The news IRL is saturated with evidence of acts of evil on an endless loop, whilst social media continues to be hijacked as spaces where the anonymous can be as heinous as they like, with seemingly little sense of retribution or consequence for their actions. Celebrities- usually, but not exclusively, young women- are constantly vilified for their appearance and love lives, and are then pilloried all over again if they dare to speak out against their attackers. I am no Generation Zer, but even I am privy to the digital diatribes levelled against Jesy Nelson, Emily Atack and Demi Lovato, to name but three. Even ten years ago, such a widespread level of abuse would have been rare, but now it seems that this sort of bile is somehow acceptable as collateral damage for being a media personality.

So, what is it about being online that can make people act in such an appalling manner? Does a red mist descend for some trolls once their fingers engage with their keyboard, to the extent that they have an irresistible urge to denigrate and destroy someone else’s reputation, or at least’ upset their equilibrium? What sort of disconnect takes place as inadequate specimens spew out their venom? Unless they are bona fide psychopaths, they must realise that, despite what mothers have attested throughout the ages, names do hurt you alongside sticks and stones. What will successive generations to come make of our bitter and twisted approach to online communication?
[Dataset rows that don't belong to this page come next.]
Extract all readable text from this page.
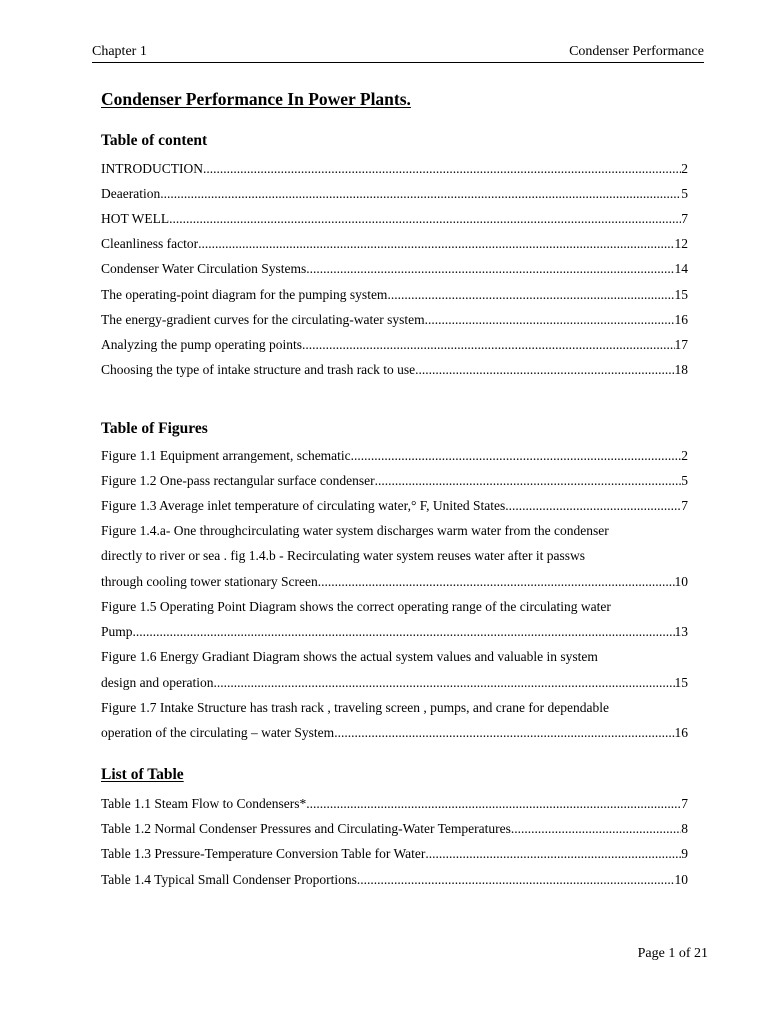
Chapter 1	Condenser Performance
Condenser Performance In Power Plants.
Table of content
INTRODUCTION .....	2
Deaeration .....	5
HOT WELL .....	7
Cleanliness factor .....	12
Condenser Water Circulation Systems .....	14
The operating-point diagram for the pumping system .....	15
The energy-gradient curves for the circulating-water system .....	16
Analyzing the pump operating points .....	17
Choosing the type of intake structure and trash rack to use .....	18
Table of Figures
Figure 1.1 Equipment arrangement, schematic .....	2
Figure 1.2 One-pass rectangular surface condenser .....	5
Figure 1.3 Average inlet temperature of circulating water,° F, United States .....	7
Figure 1.4.a- One throughcirculating water system discharges warm water from the condenser
directly to river or sea . fig 1.4.b - Recirculating water system reuses water after it passws
through cooling tower stationary Screen .....	10
Figure 1.5 Operating Point Diagram shows the correct operating range of the circulating water
Pump .....	13
Figure 1.6 Energy Gradiant Diagram shows the actual system values and valuable in system
design and operation .....	15
Figure 1.7 Intake Structure has trash rack , traveling screen , pumps, and crane for dependable
operation of the circulating – water System .....	16
List of Table
Table 1.1 Steam Flow to Condensers* .....	7
Table 1.2 Normal Condenser Pressures and Circulating-Water Temperatures .....	8
Table 1.3 Pressure-Temperature Conversion Table for Water .....	9
Table 1.4 Typical Small Condenser Proportions .....	10
Page 1 of 21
Saturday 12 November is World Kindness Day, so I would urge us all, even if we have never sent a nasty tweet in our lives, or have never ‘liked’ a negative comment about Tom Cruise’s Dorian Gray appearance, to observe this day with respect and think about doing a random act of kindness to someone that could make, not mar, their day. Henry James, a much-underrated genius, anticipated the much-lauded Harry when he said: Three things in human life are important. The first is to be kind. The second is to be kind. And the third is to be kind.